IMF To ‘Substantially’ Cut Global Growth Outlook
In its next report, the International Monetary Fund will “significantly” lower its forecast for global economic growth as finance leaders struggle to find solutions to the growing threats.
Ceyla Pazarbasioglu, the IMF’s director for strategy, policy, and review, said at a panel discussion on Sunday in Bali, Indonesia, that the situation for policymakers is “much more challenging” as a result of rising food and energy prices, slowing capital flows to emerging markets, the ongoing pandemic, and a slowdown in China. The global economy is being pummeled by shock after shock after shock.
She commented after the Group of 20 finance ministers and governors of the central banks adjourned their meeting on Saturday without issuing a communiqué, highlighting the challenge of coordinating a global response to soaring prices and recessionary worries. In its April report, the IMF revised its forecast downward for the world economy this year from 4.4 percent to 3.6 percent, prior to the conflict in Ukraine.
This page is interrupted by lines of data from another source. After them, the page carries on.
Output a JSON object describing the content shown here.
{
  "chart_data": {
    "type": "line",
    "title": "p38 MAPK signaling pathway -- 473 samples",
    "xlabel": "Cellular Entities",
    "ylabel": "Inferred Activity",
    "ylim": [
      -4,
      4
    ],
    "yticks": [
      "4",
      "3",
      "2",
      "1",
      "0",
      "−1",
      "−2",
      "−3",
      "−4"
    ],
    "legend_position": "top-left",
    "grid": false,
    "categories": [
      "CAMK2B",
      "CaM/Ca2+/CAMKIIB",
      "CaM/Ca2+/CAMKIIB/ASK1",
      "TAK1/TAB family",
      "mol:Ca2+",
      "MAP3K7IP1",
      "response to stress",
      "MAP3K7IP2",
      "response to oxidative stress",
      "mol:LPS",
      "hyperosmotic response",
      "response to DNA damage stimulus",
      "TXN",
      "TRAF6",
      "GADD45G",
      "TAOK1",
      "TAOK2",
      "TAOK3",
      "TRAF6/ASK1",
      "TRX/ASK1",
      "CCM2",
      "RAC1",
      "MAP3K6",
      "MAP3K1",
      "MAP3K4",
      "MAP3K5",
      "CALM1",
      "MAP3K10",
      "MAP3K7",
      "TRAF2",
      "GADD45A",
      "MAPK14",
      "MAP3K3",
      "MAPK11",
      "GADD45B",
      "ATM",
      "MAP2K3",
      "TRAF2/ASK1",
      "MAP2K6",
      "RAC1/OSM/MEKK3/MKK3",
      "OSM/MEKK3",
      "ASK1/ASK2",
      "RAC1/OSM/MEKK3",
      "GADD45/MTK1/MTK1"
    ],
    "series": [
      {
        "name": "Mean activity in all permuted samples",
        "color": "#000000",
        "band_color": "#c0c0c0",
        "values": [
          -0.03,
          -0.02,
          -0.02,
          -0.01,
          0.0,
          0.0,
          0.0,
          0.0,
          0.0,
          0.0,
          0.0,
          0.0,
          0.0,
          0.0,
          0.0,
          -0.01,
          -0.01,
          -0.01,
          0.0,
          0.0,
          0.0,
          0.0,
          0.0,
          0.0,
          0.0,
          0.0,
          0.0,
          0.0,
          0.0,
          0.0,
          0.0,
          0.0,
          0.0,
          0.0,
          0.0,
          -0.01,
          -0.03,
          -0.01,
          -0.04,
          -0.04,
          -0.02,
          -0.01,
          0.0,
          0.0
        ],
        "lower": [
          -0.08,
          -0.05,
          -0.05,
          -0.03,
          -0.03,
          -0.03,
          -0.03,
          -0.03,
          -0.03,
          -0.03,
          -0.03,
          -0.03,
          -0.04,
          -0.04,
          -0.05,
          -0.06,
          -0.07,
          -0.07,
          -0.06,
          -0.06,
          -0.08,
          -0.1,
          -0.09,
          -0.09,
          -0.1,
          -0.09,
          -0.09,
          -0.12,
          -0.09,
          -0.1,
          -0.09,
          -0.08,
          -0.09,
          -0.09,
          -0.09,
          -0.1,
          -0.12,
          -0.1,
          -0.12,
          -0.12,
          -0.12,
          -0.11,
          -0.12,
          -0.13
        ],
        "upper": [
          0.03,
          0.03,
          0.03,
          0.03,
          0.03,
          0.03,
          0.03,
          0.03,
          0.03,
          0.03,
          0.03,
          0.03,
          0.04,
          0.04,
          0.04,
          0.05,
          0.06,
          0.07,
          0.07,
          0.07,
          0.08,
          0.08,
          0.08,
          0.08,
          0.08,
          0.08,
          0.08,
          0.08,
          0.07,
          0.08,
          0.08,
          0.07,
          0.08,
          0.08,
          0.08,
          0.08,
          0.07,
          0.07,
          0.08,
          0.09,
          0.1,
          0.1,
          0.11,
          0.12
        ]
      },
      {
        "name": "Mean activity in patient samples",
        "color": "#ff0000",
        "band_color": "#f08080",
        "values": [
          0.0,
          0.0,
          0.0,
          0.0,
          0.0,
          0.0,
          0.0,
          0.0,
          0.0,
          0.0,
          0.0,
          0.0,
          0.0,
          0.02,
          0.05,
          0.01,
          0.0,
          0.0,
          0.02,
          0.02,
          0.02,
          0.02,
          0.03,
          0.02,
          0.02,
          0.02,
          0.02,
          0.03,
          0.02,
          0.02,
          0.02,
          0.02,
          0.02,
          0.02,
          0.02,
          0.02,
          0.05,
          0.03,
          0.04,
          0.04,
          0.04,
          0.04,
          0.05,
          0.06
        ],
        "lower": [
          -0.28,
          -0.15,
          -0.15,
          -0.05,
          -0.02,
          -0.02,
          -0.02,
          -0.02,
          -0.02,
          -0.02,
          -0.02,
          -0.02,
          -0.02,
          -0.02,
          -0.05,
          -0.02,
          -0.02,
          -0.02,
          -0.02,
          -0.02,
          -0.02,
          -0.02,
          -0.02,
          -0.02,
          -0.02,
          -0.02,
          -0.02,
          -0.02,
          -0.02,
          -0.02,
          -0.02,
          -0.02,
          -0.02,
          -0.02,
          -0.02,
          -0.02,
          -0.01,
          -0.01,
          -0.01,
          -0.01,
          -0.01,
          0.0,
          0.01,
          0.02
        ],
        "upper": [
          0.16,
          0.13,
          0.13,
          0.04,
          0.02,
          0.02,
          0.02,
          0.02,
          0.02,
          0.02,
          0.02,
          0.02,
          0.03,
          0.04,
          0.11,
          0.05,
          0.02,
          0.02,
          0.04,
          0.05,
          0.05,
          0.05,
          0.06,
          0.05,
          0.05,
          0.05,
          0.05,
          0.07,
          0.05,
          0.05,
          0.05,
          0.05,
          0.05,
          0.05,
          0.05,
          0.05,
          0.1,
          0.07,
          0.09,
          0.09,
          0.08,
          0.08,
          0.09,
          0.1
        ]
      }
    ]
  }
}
According to Pazarbasioglu, they will decrease their projection dramatically in a review scheduled this month.
What Does This Mean for You?
It’s challenging for central bankers worldwide to decide how to handle price rises brought on by supply problems.
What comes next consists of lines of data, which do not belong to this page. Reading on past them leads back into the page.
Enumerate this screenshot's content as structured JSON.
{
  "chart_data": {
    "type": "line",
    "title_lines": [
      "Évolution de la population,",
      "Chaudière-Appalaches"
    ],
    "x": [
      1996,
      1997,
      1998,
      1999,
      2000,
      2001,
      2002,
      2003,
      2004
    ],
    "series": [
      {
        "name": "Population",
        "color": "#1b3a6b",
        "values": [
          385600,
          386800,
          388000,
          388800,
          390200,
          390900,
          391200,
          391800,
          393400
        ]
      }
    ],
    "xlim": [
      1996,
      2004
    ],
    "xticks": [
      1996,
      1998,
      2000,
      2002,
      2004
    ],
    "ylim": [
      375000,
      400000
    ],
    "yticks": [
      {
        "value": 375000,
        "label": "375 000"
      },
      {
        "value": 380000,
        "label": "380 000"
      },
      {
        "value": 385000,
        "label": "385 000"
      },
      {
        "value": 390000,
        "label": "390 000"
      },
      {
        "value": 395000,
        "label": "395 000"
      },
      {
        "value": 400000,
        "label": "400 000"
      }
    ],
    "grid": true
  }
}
According to Hyun Song Shin, chief of research at the Bank for International Settlements, the route to a gentle landing is narrowing. They think it is still a realistic path but not a very simple one on the same panel. A soft landing is more likely if central banks make monetary policy decisions quickly and decisively and respond to inflation front-loaded.
As the country hosting the G-20 summit, Bank Indonesia has distinguished itself by holding its policy rate at an all-time low. Governor Perry Warjiyo backed that point of view, arguing that tightening policy too quickly ran the risk of pushing the nation—which had just emerged from a pandemic-driven recession—into stagflation.